El bosque de Cajuput Tra es el paseo obligado desde Chau Doc. Un sampán —pequeña embarcación tradicional de madera— avanza silenciosamente entre una alfombra de lentejas de agua que parecen formar un sendero de césped brillante. Estas plantas alcanzan su máximo entre septiembre y noviembre, en la temporada de inundaciones. Cercanas están el Parque Nacional Tram Chim y el bosque de manglares de Tra Su, refugios para observadores de pájaros. Tram Chim, conocido como el Reino de las Aves, es un humedal de 7.000 hectáreas donde habita la grulla de corona roja, especie en peligro crítico de extinción.

A 120 kilómetros al sur está Can Tho, pueblo más animado donde los neones de colores enmarcan budas, puentes, barcos y edificios. Desde aquí parten tours al mercado flotante de Cai Rang a las 6 de la mañana en embarcaciones tripuladas por mujeres vestidas con el tradicional áo dài, túnica larga ceñida al cuerpo. Cada vendedor coloca en lo alto de una caña de bambú el producto que ofrece: hojas verdes, pimientos rojos, bananas amarillas.

En las márgenes del río son comunes pequeñas fábricas de peces dedicadas a la piscicultura de agua dulce. El Mekong alberga la mayor pesquería continental del mundo, con cerca del 25% de la pesca global de agua dulce. Los sedimentos fertilizan las tierras para cultivo de arroz, por lo que Vietnam es conocido como la bolsa de arroz asiática.

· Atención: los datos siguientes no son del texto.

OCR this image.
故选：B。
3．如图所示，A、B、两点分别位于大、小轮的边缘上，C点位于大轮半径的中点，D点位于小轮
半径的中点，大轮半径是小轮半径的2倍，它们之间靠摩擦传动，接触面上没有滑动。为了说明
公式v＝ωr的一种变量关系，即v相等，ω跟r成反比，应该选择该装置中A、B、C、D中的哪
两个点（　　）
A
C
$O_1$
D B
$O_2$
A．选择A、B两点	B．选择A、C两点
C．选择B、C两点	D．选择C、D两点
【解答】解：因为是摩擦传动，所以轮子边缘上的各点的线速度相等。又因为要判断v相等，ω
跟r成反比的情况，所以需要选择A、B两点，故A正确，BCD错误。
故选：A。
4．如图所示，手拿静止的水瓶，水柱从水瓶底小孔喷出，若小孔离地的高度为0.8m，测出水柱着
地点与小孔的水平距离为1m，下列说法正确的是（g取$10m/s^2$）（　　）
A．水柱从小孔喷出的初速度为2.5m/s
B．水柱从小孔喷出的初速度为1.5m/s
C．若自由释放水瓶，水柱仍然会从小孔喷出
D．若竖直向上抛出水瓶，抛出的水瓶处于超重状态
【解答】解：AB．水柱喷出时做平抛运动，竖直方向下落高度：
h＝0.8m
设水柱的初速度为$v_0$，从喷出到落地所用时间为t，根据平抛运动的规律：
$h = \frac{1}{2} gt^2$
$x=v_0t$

En Siem Reap, ciudad de los templos de Angkor Wat, la laguna Tonle Sap alimenta extensos campos de loto. La mirada se pierde en un horizonte de flores rosadas. En la tradición budista, el loto simboliza la pureza que se eleva del barro hacia la iluminación. Los camboyanos aprovechan la planta completa: las flores van a los templos, las hojas se desfibrilan para la industria textil y la raíz se come.

La laguna desemboca en el río Tonle, que se une al Mekong a la altura de Nom Pen, donde lo llaman Tonle Thom (Río Grande). La Sisowath Quay es la animada ribera de la capital, donde se suceden restaurantes y cafés. Los locales corren al atardecer y se relajan para ver la puesta de sol sobre las aguas del coloso asiático que sustenta civilizaciones enteras desde hace miles de años.